How to enable userspace instrumentation in Falco:

• Start Falco with the --userspace flag. This will tell Falco to look at userspace instrumentation instead of looking at the Kernel module (the default).
• Select the userspace instrumentation implementation you want to use (let's take pdig as it is the only one available now)
• Now, since pdig is still incubating - a very early stage - it's not included in our release process. This, for you, means that to install it, you will need to compile it yourself. Follow the instructions here.
• Now that you have pdig installed, you will need to start it. Remember, in the case of pdig, it does not know the root process tree you want to instrument by itself. You have to specify that via the -p flag or start the process with pdig itself. It's very similar to running a debugger against a binary. You can run a process directly using it or instrument an existing process.
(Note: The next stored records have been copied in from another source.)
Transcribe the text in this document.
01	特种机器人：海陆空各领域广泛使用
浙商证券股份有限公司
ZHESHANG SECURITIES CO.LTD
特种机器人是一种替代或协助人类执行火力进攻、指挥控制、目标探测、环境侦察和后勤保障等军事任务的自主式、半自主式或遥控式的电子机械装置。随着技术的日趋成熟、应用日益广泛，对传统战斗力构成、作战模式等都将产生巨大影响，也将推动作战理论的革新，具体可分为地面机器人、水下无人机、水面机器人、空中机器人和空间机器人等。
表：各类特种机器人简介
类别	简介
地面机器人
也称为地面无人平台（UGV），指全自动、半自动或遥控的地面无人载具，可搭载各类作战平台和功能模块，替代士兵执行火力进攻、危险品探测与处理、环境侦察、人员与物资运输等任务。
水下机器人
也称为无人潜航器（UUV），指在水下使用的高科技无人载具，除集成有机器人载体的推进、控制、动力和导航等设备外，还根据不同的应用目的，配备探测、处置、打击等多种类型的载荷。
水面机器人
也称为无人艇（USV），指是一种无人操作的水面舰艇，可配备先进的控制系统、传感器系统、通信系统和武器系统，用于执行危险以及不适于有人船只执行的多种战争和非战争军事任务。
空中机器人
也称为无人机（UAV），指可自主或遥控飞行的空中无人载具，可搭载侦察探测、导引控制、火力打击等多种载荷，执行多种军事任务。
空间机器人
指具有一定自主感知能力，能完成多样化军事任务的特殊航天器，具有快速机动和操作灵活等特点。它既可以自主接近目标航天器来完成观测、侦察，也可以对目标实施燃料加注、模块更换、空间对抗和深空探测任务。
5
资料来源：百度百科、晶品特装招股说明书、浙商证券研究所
Full instructions here.

There are attempts at making the installation process easier, but the community didn't pick one yet and it's likely that many iterations will go into making any one of the below GA. However, here's a list of projects you can look at if you want to get Falco with userspace instrumentation in Kubernetes.

• Falco Trace - a convenient container image to use as a base to add userspace instrumentation to your images.
• Falco Inject - a tool that uses Falco Trace artifacts to inject Falco and userspace instrumentation into your containers via the Kubernetes API.

As you probably already understood, the userspace instrumentation drivers are a bit different, handle them with care!